Time, budget and scope
Every project, whatever life cycle approach it uses, has to cope with the triple constraint of cost, time and scope. In your case time and scope are fixed. You say nothing about cost, but as you've inherited this project from your partner, I fear that there might be a fixed (or at least capped) cost as well.
The unexpected risks
These constraints can make project difficult and your life miserable. But constraints by themselves don't kill project. It's risks that kill projects : risks that were not taken into account when budget, schedule and scope were defined, or risks that occur and make the constraints unsuitable.
Following risks lead frequently to failure:
- risk of quality: If you find out at the end of a project that there was a fundamental misunderstanding about the requirements or the customer's expectations, the cost and time needed to correct such errors can lead to an expensive total failure!
- tunnel effect without feedback: If you enter in a longer activity, it might be like a tunnel: you might find out at its exit that you're in the wrong place and that the project was completely underestimated. The more time past in the tunnel, the higher the risk, and the unhappier the customer when you'll tell him the uncomfortable situation.

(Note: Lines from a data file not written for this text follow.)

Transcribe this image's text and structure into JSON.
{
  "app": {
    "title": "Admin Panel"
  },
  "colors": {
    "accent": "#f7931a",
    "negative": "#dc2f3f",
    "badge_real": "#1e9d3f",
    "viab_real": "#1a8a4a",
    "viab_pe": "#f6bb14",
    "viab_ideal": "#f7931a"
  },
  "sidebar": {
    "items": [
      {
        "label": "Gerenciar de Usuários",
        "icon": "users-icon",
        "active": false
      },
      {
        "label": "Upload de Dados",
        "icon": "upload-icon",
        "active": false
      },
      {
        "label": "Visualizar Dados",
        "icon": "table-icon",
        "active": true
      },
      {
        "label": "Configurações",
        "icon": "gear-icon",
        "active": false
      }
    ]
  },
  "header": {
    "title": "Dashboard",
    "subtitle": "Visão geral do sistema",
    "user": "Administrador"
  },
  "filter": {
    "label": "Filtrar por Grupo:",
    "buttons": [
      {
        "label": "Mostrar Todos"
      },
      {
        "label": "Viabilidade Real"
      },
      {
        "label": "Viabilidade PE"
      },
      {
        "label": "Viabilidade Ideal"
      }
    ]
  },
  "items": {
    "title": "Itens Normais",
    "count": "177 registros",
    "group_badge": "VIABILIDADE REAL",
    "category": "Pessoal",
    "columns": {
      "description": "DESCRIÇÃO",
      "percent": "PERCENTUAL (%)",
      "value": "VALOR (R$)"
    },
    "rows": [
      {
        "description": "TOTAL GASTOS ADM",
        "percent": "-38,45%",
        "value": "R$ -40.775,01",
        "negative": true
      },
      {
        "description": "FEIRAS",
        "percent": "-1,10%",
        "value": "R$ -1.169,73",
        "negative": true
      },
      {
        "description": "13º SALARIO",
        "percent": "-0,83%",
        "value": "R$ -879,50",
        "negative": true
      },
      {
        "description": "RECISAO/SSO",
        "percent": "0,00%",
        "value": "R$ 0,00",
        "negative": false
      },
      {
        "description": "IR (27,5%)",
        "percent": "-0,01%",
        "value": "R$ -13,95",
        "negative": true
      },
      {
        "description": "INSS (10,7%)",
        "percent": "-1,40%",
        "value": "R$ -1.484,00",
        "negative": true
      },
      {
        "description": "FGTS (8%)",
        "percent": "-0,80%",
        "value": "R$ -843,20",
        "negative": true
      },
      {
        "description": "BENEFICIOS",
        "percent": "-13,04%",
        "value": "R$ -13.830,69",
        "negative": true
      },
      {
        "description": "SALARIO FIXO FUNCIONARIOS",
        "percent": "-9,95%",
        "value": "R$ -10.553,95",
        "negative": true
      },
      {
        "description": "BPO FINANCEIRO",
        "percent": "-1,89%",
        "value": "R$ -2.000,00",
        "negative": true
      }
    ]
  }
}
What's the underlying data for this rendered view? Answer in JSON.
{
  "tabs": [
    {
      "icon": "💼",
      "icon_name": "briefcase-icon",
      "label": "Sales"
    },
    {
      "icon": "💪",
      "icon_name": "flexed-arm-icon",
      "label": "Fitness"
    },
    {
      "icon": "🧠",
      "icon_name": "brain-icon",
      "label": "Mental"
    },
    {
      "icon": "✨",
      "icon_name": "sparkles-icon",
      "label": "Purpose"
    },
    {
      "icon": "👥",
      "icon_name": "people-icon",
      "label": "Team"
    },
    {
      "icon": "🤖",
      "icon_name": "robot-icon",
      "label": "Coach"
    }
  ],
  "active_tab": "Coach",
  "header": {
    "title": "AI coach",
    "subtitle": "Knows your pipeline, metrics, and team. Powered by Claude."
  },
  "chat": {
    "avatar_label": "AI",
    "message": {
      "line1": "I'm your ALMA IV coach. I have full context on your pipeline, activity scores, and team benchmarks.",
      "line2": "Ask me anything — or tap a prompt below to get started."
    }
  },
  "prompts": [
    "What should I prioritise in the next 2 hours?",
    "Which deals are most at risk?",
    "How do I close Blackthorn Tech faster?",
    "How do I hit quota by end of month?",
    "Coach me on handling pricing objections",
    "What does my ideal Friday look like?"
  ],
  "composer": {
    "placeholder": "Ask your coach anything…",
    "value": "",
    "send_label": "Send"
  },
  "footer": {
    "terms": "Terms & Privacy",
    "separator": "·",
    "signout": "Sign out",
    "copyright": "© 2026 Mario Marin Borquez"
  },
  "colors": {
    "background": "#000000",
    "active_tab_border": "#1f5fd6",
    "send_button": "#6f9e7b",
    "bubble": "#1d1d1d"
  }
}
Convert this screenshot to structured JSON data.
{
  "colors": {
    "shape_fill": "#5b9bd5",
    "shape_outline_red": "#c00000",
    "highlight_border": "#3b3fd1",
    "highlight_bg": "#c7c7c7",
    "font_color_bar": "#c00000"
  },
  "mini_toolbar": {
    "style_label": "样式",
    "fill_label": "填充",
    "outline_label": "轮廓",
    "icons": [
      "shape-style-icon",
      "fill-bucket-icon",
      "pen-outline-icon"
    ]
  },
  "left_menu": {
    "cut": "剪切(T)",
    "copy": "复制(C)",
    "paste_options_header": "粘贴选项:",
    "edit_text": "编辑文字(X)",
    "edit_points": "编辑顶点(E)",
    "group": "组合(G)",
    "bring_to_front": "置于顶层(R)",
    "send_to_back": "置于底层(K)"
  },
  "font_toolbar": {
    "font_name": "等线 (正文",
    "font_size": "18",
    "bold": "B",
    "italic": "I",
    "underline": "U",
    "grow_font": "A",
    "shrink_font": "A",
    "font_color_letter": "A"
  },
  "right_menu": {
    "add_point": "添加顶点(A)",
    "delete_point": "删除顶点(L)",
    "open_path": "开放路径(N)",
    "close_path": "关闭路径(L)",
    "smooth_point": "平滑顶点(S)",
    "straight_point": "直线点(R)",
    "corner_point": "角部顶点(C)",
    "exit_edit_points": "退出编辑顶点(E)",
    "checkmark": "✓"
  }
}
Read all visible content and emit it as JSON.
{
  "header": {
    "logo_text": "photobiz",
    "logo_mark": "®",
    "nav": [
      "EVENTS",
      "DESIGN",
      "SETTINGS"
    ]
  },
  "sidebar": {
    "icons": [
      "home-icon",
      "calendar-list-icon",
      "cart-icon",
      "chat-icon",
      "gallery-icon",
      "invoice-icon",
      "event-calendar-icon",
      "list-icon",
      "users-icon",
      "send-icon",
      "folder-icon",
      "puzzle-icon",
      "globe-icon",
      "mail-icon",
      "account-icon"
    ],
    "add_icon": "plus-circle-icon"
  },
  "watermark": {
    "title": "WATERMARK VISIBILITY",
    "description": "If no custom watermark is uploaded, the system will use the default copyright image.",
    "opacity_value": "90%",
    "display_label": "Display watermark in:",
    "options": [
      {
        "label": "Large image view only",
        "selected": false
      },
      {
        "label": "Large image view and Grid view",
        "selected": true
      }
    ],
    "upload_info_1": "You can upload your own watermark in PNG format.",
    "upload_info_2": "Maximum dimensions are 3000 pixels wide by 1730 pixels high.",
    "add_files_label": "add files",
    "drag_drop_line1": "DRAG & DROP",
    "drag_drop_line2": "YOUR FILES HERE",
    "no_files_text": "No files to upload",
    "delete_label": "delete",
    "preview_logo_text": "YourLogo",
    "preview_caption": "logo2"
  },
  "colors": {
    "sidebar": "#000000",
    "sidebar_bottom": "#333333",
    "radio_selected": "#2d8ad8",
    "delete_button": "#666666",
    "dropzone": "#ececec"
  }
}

- self-fulfilling prophecy: with longer timeframes, there is a risk that tasks take all the planned time including margins that you've added in the schedule. For example people might take time to draft and redraft a perfect design document. But this precious time might lack in the end. In traditional project management, the critical chain (not path!) methodology could address this issue. But short time-boxed goals used in agile methods reduce such effects in a much more efficient way.
Conclusion
An agile approach is in my view the best approach to anticipate and master the biggest project risks. It allows to address uncertainty early, to get constant feedback and tangible progress, and to react as fast as possible in case of any issue.
So agile is not the problem, it's part of the solution.
Additional remarks (sum up of comments)
For your project at 70% of completion, I believe that techniques such as a precise and transparent backlog, frequent short terms objectives with a weekly iteration cycle, and daily short standups should help to keep focus and get back on track. And transparency about achievements and work to do could restore trust.
At this stage of progress, it's difficult to add many new resources. It might also be counterproductive to start to learn a fully new approach with completely new tools. Adopt the agile core principles with pragmatism.
Final remark: it would be worth to get an understanding of what would happen in event of late delivery: will the company fail some legal obligations and go bankrupt ? Will there be penalties ? And same for scope: among all your features/user stories, are there some that are less critical that could in worst case be delivered after the go-live of the core functions ? All these could be useful for negotiation and damage control if in the end it would be required.